La vague d’interpellations se poursuit dans les rangs de l’opposition qui revendique la victoire de Issa Tchiroma à l’élection présidentielle. Quelques heures seulement après l’arrestation de Anicet Ekanè, c’est au tour de Djeukam Tchameni, co-dirigeant de l’Union pour le Changement 2025, d’être appréhendé à son domicile à Douala ce vendredi 24 octobre.

Tous deux avaient soutenu la candidature d’Issa Tchiroma, président du FSNC, qui revendique sa victoire à la présidentielle du 12 octobre et appelle à une mobilisation populaire ce dimanche 26 octobre. Le message posté par Tchiroma sur les réseaux sociaux, invitant les Camerounais à une marche pacifique « dans toutes les villes du pays et dans la diaspora », est considéré par les autorités comme un appel à l’insurrection.
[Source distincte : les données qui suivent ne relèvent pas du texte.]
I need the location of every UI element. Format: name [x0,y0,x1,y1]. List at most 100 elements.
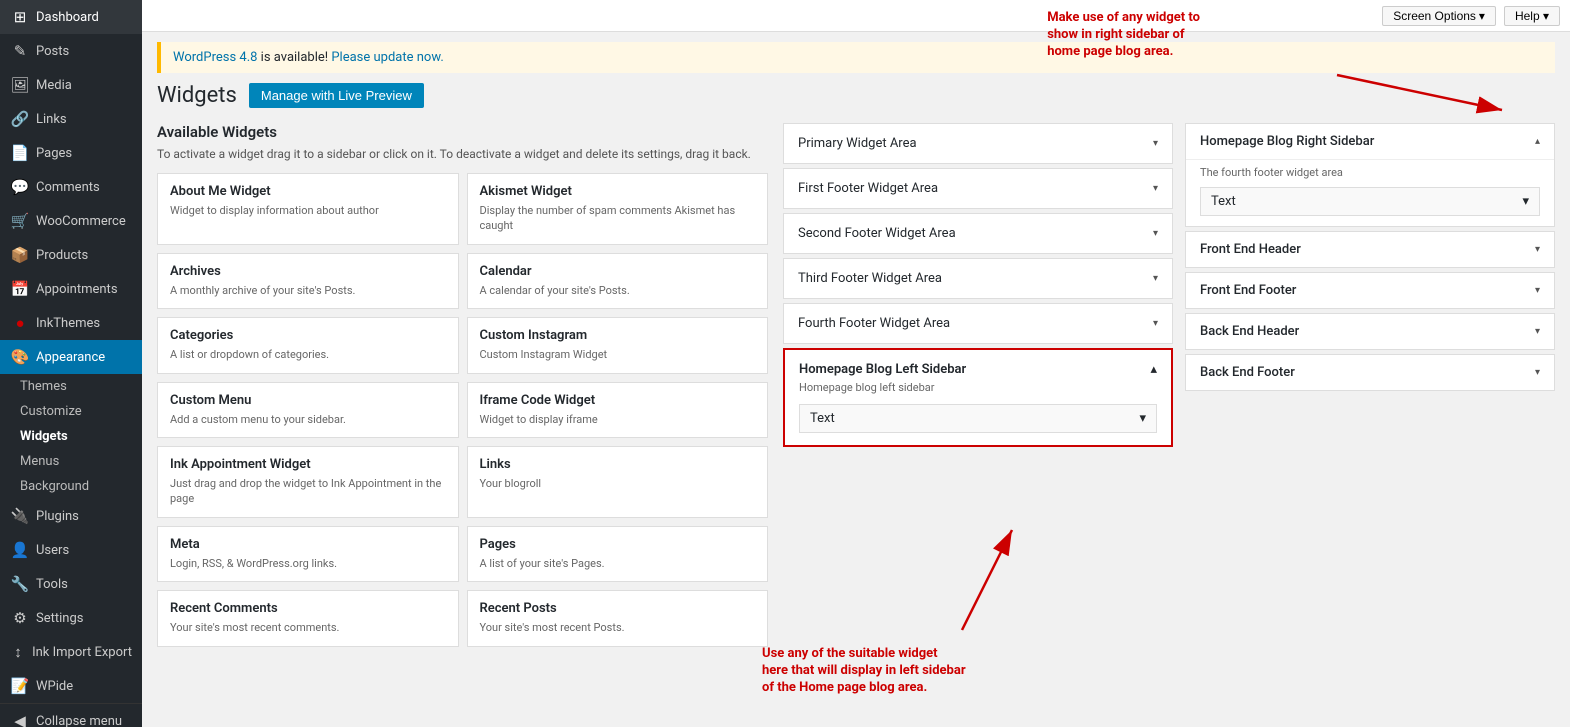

L’on se souvient que dans un communiqué signé le 21 octobre dernier par Anicet Ekane et Djeukam Tchameni, ils invitaient les populations sont invités, à fêter la victoire d’Issa Tchiroma Bakary à l’élection présidentielle, à rester chez eux de 6 heures à 18 heures, journée fériée. » En même temps, l’Union pour le changement « exhorte les autorités civiles et militaires à se ranger du côté du peuple, à faire preuve de retenue et à éviter toute provocation ».

À Yaoundé, le gouvernement multiplie les signaux d’alerte. Lors d’une conférence de presse tenue ce vendredi 24 octobre, le ministre de la Communication, René Emmanuel Sadi, a, une nouvelle fois, exhorté les citoyens à préserver la paix et à dénoncer « les fauteurs de troubles ».
À l’approche du 27 octobre, jour de la proclamation des résultats à l’élection présidentielle par le Conseil constitutionnel, la crispation est palpable et la confrontation se joue désormais sur deux fronts : dans les rues et dans les médias. 
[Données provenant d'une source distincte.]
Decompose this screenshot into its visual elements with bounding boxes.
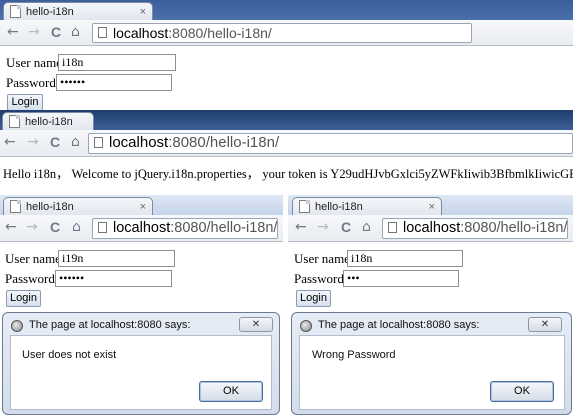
tab-title: hello-i18n (26, 200, 74, 213)
password-label: Password (5, 271, 55, 286)
tab-close-icon[interactable]: × (140, 201, 146, 213)
url-path: :8080/hello-i18n/ (170, 220, 278, 236)
url-host: localhost (109, 134, 169, 151)
login-button[interactable]: Login (6, 290, 41, 307)
page-icon (94, 137, 103, 148)
tab-title: hello-i18n (26, 5, 74, 18)
address-bar[interactable]: localhost:8080/hello-i18n/ (382, 218, 568, 239)
username-label: User name (5, 251, 61, 266)
forward-icon[interactable]: → (27, 134, 39, 150)
ok-button[interactable]: OK (490, 381, 554, 402)
forward-icon[interactable]: → (26, 219, 38, 235)
home-icon[interactable]: ⌂ (72, 219, 81, 235)
close-icon[interactable]: ✕ (528, 317, 562, 332)
password-label: Password (294, 271, 344, 286)
navigation-toolbar: ← → C ⌂ localhost:8080/hello-i18n/ (0, 130, 573, 157)
alert-dialog: The page at localhost:8080 says: ✕ Wrong… (291, 312, 572, 415)
navigation-toolbar: ← → C ⌂ localhost:8080/hello-i18n/ (288, 215, 573, 242)
reload-icon[interactable]: C (341, 219, 351, 235)
browser-tab[interactable]: hello-i18n (2, 112, 94, 130)
browser-tab[interactable]: hello-i18n × (3, 197, 153, 215)
home-icon[interactable]: ⌂ (362, 219, 371, 235)
page-favicon-icon (299, 200, 310, 213)
forward-icon[interactable]: → (317, 219, 329, 235)
page-icon (388, 222, 397, 233)
username-label: User name (6, 55, 62, 70)
url-host: localhost (113, 220, 171, 236)
page-favicon-icon (10, 5, 21, 18)
back-icon[interactable]: ← (7, 24, 19, 40)
address-bar[interactable]: localhost:8080/hello-i18n/ (92, 218, 278, 239)
reload-icon[interactable]: C (50, 134, 60, 150)
page-icon (98, 222, 107, 233)
dialog-body: User does not exist OK (10, 335, 272, 410)
page-icon (98, 27, 107, 38)
dialog-title: The page at localhost:8080 says: (29, 319, 191, 331)
address-bar[interactable]: localhost:8080/hello-i18n/ (92, 23, 472, 43)
password-label: Password (6, 75, 56, 90)
dialog-title: The page at localhost:8080 says: (318, 319, 480, 331)
url-path: :8080/hello-i18n/ (460, 220, 568, 236)
address-bar[interactable]: localhost:8080/hello-i18n/ (88, 133, 573, 154)
forward-icon[interactable]: → (28, 24, 40, 40)
login-button[interactable]: Login (296, 290, 331, 307)
back-icon[interactable]: ← (5, 219, 17, 235)
alert-dialog: The page at localhost:8080 says: ✕ User … (2, 312, 280, 415)
username-input[interactable]: i18n (347, 250, 463, 267)
browser-icon (11, 320, 23, 332)
username-label: User name (294, 251, 350, 266)
password-input[interactable]: •••••• (55, 270, 172, 287)
reload-icon[interactable]: C (50, 219, 60, 235)
page-favicon-icon (9, 115, 20, 128)
section-divider (0, 187, 573, 195)
dialog-body: Wrong Password OK (299, 335, 565, 410)
navigation-toolbar: ← → C ⌂ localhost:8080/hello-i18n/ (0, 20, 573, 46)
browser-icon (300, 320, 312, 332)
url-path: :8080/hello-i18n/ (168, 25, 272, 41)
username-input[interactable]: i18n (58, 54, 176, 71)
home-icon[interactable]: ⌂ (71, 24, 80, 40)
back-icon[interactable]: ← (4, 134, 16, 150)
password-input[interactable]: ••• (343, 270, 459, 287)
url-host: localhost (113, 25, 169, 41)
page-favicon-icon (10, 200, 21, 213)
tab-close-icon[interactable]: × (429, 201, 435, 213)
password-input[interactable]: •••••• (56, 74, 172, 91)
close-icon[interactable]: ✕ (239, 317, 273, 332)
navigation-toolbar: ← → C ⌂ localhost:8080/hello-i18n/ (0, 215, 283, 242)
url-host: localhost (403, 220, 461, 236)
url-path: :8080/hello-i18n/ (168, 134, 280, 151)
dialog-message: User does not exist (22, 349, 117, 361)
welcome-message: Hello i18n， Welcome to jQuery.i18n.prope… (3, 167, 573, 181)
tab-title: hello-i18n (25, 115, 73, 128)
browser-tab[interactable]: hello-i18n × (3, 2, 153, 20)
home-icon[interactable]: ⌂ (71, 134, 80, 150)
tab-close-icon[interactable]: × (140, 6, 146, 18)
ok-button[interactable]: OK (199, 381, 263, 402)
tab-title: hello-i18n (315, 200, 363, 213)
browser-tab[interactable]: hello-i18n × (292, 197, 442, 215)
dialog-message: Wrong Password (312, 349, 396, 361)
username-input[interactable]: i19n (58, 250, 175, 267)
reload-icon[interactable]: C (51, 24, 61, 40)
login-button[interactable]: Login (7, 94, 43, 111)
back-icon[interactable]: ← (295, 219, 307, 235)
Selon certains observateurs de la scène politique camerounaise, dans leur action de soutien au président camerounais, les autorités politiques françaises ont voulu récupérer le projet de Transition proposé par l’UPC 2025, pour le faire porter par Biya, avec Tchiroma comme premier ministre.
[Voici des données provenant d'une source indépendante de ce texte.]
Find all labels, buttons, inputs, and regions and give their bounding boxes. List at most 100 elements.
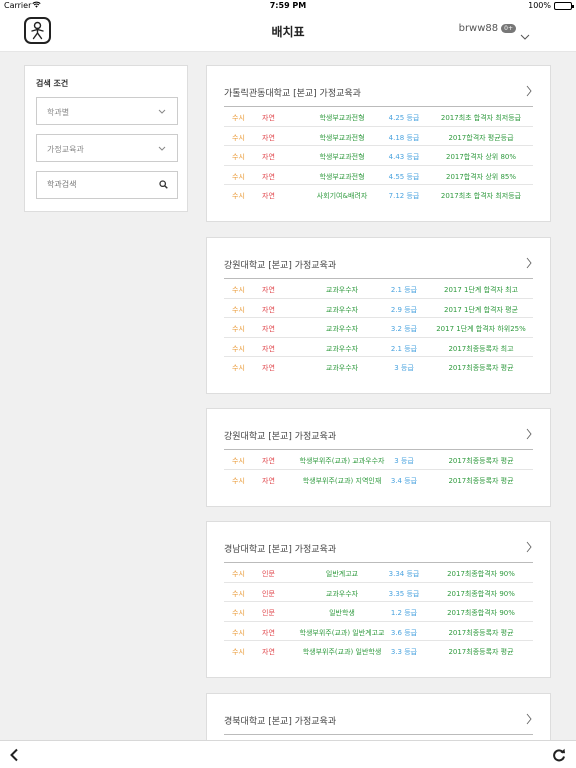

Djeukam Tchameni, Ekané et d’autres soutiens du Tchiroma de Garoua ont été harcelés sans succès. Et maintenant, mis aux arrêts ! On peut donc dire que désormais, main dans la main, la France et les autres Occidentaux ont décidé d’utiliser la violence. Achille Mbembe, qui connaît bien les Occidentaux, avait prévenu : aucune condamnation ne viendra de la communauté internationale.